The surprise of their extraordinary presence was that I had told a guest visiting from England that he might have to “suffer through” the Siberians to get to the “good stuff” from Arvo Pärt.


How perverse was my estimation. I love listening to Pärt in small doses, or in different musics with different ensembles. His Fratres deserves to be on that Pop best-seller list which includes Barber’s Adagio and Strauss’s Zarathustra, and his own works, when played in a church, are quite mystical.


But last night, his 75-minute uninterrupted music called Passio was anything but potent.


This was St. John’s telling of the Crucifixion, and it was told in with thin instrumental pieces, monotonous recitatives by the eight-voiced TENET chorus, four Evangelists, one Jesus (the unfailingly sonorous Dashon Burton) and one Pontius Pilate (a lulling tenor, Nicholas Phan.)

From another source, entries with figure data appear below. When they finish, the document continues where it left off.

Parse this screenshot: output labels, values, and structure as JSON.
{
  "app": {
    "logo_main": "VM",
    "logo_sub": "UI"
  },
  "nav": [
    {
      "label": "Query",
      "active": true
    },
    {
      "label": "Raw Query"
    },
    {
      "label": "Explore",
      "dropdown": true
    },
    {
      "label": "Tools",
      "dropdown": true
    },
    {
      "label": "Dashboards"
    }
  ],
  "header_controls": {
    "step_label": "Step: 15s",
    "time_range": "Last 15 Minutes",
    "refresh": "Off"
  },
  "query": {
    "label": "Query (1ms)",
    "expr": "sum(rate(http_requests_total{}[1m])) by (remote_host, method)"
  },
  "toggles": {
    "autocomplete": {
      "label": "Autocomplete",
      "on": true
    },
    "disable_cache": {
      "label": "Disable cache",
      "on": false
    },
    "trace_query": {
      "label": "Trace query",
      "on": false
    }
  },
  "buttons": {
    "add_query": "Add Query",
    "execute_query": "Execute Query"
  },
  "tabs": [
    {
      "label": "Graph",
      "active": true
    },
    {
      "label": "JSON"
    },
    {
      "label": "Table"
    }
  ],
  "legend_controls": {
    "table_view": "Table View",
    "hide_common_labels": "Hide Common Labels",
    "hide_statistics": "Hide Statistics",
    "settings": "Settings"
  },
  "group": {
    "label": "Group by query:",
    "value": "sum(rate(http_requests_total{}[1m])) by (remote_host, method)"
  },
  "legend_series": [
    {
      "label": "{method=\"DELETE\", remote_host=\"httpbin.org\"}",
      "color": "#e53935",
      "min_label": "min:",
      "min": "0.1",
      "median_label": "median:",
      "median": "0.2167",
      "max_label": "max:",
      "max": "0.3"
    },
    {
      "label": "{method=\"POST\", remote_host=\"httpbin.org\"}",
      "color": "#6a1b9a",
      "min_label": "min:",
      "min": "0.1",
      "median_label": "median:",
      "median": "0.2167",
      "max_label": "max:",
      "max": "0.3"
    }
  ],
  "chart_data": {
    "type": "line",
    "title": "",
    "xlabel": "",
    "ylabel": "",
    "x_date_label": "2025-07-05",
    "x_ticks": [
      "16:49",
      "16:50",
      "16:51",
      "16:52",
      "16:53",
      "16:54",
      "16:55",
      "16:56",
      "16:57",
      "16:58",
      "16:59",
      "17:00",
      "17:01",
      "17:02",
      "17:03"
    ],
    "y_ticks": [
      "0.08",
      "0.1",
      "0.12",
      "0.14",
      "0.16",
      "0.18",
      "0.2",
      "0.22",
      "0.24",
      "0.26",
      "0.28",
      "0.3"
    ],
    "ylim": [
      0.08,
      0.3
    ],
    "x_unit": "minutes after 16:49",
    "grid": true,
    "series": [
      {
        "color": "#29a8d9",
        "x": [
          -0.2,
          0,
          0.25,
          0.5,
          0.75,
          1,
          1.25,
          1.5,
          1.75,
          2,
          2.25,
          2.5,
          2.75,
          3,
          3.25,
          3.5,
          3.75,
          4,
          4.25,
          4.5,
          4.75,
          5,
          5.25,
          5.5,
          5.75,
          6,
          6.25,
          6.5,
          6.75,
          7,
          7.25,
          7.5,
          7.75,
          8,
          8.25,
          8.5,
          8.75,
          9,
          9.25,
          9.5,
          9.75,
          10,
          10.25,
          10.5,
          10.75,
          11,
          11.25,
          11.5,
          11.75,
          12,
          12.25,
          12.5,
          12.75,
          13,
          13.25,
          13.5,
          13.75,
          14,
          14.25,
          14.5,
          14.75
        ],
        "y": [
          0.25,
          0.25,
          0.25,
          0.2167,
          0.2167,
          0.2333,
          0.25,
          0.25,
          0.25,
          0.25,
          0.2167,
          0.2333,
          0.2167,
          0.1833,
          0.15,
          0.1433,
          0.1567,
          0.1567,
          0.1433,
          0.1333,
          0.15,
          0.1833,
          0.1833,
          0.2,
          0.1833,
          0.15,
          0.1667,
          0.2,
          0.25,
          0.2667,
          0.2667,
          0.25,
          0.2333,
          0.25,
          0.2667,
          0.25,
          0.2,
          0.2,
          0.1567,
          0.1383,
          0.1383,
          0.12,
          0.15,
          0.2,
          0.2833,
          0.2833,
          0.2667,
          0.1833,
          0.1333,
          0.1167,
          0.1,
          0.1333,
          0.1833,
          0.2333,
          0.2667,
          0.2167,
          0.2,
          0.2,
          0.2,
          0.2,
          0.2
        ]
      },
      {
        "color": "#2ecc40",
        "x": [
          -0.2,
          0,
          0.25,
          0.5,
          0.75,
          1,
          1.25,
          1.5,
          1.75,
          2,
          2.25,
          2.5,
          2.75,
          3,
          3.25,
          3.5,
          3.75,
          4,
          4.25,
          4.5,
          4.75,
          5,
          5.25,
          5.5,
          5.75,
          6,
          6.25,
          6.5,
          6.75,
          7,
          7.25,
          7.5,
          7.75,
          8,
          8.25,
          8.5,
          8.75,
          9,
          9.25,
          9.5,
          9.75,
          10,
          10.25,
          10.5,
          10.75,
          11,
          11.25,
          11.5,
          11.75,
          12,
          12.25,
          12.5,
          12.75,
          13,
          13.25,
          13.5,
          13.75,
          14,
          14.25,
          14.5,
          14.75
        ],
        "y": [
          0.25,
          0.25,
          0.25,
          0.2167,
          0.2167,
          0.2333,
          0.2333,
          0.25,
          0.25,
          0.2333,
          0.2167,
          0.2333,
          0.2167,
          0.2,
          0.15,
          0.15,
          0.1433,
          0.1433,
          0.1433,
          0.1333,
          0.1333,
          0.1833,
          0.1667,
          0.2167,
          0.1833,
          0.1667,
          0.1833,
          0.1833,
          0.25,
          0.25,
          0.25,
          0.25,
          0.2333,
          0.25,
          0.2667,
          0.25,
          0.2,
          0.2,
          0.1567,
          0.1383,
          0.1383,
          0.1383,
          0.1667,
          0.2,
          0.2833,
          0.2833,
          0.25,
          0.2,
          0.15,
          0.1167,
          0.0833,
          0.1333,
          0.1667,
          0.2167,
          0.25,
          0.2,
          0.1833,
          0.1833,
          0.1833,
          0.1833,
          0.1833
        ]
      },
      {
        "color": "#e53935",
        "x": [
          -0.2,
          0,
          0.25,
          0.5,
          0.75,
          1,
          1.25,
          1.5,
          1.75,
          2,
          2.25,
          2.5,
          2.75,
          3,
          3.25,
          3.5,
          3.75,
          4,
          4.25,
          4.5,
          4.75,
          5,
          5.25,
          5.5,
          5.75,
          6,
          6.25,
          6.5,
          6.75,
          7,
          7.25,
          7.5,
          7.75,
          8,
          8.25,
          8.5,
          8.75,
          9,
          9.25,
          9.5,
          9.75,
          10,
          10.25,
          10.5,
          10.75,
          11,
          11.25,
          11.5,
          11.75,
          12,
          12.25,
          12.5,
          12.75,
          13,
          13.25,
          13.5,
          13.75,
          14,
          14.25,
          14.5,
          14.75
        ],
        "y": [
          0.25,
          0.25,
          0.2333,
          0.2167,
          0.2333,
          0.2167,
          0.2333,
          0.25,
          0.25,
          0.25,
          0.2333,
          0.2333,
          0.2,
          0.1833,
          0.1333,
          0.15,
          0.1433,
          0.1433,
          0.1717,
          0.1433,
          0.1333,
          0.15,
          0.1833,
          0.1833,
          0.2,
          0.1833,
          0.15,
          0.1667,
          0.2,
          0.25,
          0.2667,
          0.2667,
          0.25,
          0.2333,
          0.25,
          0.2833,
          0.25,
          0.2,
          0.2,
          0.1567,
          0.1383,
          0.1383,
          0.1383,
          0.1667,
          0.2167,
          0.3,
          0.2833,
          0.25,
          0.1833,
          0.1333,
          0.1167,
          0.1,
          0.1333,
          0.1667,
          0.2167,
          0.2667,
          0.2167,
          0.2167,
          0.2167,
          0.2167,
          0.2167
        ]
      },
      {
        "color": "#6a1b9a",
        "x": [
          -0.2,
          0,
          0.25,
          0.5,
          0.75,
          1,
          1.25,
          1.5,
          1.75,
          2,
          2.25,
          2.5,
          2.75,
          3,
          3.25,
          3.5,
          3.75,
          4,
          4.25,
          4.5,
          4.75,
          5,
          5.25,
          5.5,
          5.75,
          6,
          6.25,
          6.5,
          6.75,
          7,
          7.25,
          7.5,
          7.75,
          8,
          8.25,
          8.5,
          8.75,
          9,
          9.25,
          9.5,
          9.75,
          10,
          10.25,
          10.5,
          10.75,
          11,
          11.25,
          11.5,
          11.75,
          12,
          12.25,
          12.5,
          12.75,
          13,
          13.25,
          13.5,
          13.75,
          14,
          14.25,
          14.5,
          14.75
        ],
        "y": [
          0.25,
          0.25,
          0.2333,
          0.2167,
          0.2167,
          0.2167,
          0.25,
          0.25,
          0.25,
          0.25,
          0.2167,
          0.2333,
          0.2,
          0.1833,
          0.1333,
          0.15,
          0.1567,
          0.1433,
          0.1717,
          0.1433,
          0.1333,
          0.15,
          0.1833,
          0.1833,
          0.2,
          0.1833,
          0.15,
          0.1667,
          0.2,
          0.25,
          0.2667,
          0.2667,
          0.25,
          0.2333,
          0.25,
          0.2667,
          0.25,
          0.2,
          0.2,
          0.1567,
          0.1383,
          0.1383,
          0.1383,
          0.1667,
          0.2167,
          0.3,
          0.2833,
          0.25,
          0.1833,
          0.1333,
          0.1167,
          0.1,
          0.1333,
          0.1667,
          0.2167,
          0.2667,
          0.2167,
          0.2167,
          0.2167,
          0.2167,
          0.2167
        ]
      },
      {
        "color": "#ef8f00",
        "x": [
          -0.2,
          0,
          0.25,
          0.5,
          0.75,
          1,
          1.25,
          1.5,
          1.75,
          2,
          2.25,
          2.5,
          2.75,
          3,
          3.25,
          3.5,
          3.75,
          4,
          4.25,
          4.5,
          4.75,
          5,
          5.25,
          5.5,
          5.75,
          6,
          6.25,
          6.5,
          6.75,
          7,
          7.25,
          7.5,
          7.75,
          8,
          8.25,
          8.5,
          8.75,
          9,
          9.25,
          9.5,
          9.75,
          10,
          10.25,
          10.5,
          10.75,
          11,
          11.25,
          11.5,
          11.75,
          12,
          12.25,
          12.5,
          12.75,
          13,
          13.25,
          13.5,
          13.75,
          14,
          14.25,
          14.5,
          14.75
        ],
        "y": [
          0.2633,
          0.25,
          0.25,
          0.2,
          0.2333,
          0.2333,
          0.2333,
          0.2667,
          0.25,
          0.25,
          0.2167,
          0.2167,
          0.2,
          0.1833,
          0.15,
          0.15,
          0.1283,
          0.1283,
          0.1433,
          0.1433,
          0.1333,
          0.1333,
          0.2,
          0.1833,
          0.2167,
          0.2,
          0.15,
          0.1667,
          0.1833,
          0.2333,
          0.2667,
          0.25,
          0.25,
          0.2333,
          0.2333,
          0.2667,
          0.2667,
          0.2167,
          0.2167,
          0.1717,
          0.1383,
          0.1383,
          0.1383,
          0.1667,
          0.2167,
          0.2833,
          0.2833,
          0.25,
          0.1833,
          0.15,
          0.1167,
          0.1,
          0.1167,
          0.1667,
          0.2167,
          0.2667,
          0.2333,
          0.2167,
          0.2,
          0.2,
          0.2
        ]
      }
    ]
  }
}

Such lulling and sonority would have been boring in many works, but in Passio it went right into Pärt’s spirit that “In the beginning was the Word” and not much happened after that.


For a few sections, Pärt almost made some emotional connections. “Barrabas!” was, like the Bach Passion, shouted out. “Crucify him” and “Hail, King of the Jews” actually produced some feeling. And finally, Pärt cheated a bit at the end with a chorale and a bourgeois perfect triadic chord.


We’ve all heard plenty of mesmeric music in our lives, but Passio had no more hypnotic mysticism than a priest giving a dreary set of homilies in a foreign tongue.


The artists from Tuva, thank Shaman, gave the music of joy, excitement and Passion with a final N.